How to Manage Employee Burnout During COVID-19
According to recent surveys, employee burnout is on the rise due to COVID-19 stressors. The main reasons reported by employees for feeling more burned out than ever are: poor work-life balance, fear of job-security, and an unmanageable workload. This pandemic has brought on unexpected stress, fear, and additional work for many industries, and employees are feeling the pressure. Burnout has risen by 12% due to COVID-19 in just three months, according to blind’s report, The State of Burnout 2020.
So, if you are one of the many employees suffering from burnout, what can you do? The answer isn’t simple, and there’s no cure-all, but there are steps you can take which will at least help. But, not trying to improve the situation at all can have serious consequences for your career. We do not know how much longer this pandemic will disrupt our lives, so don’t wait for it to just go away. Here are 3 steps to improve your situation now.
As with most issues, acknowledging the problem is the first step. If you deny your true feelings, and have trouble admitting you have a problem, you can risk a full-blown mental health crisis, or worse. According to a MetLife study, many workers underestimate the seriousness of their struggles with burnout. Get real with yourself, tune in to your feelings, and acknowledge if you are burned out (or in the process of burning out) in order to address the issue at hand.
Take care of your mental health. Many companies offer mental health benefits, and it can be immeasurably valuable to take advantage of them. If your employer isn’t offering this benefit, many local nonprofit agencies, veterans organizations, or your state office of mental health may offer programs. Your mental health is key to being successful at work, and the stressors of work, life, school, and a global pandemic can become overwhelming without the support of a mental health counselor.

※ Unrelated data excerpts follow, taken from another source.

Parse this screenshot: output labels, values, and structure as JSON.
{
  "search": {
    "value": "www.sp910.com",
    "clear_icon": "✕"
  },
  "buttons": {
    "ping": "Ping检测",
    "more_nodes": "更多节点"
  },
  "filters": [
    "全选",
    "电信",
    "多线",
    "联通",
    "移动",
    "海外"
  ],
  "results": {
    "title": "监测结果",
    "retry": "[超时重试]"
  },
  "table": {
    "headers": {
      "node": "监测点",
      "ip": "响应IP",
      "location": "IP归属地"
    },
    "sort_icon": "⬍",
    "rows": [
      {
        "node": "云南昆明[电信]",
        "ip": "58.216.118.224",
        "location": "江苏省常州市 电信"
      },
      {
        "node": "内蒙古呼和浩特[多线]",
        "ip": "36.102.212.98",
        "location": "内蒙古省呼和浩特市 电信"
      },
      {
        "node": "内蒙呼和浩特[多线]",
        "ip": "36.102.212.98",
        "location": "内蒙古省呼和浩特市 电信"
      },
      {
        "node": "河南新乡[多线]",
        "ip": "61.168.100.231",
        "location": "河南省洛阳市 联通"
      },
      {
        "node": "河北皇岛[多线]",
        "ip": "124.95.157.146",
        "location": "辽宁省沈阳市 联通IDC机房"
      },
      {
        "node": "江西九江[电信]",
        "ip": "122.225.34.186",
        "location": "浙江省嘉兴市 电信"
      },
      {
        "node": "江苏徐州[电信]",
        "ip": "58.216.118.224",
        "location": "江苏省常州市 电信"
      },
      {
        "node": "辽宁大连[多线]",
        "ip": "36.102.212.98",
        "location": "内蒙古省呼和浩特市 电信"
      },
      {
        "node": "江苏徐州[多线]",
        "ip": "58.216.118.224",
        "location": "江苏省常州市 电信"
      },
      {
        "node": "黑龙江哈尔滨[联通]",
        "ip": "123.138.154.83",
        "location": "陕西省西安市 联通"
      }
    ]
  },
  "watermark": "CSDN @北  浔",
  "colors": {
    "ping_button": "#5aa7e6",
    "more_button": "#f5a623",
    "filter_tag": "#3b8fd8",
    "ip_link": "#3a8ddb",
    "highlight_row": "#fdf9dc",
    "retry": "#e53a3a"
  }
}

Establish a work-life balance. With many people working from home, their kids schooling from home, and workloads increasing, a work-life balance can feel impossible. For those working from home, it can be very difficult to differentiate between work and home. Going to a different location to work helps to turn-off the stress of home, and when you see the laundry and dishes piling up during your workday, it can become hard to focus on work during work-hours. Ask your employer for flexibility. Some jobs do not require you to work a 9-5 day, and some managers don’t care if you take a 15 minute break to run a load of laundry, as long as you make up those 15 minutes later in the day. Flexibility in time worked might be just what you need to receive uninterrupted time to focus and be more productive. When you are able to shut down for the day, you should try to disconnect. It’s not healthy to be checking your e-mail around the clock. Allow yourself to recharge at the end of a long day.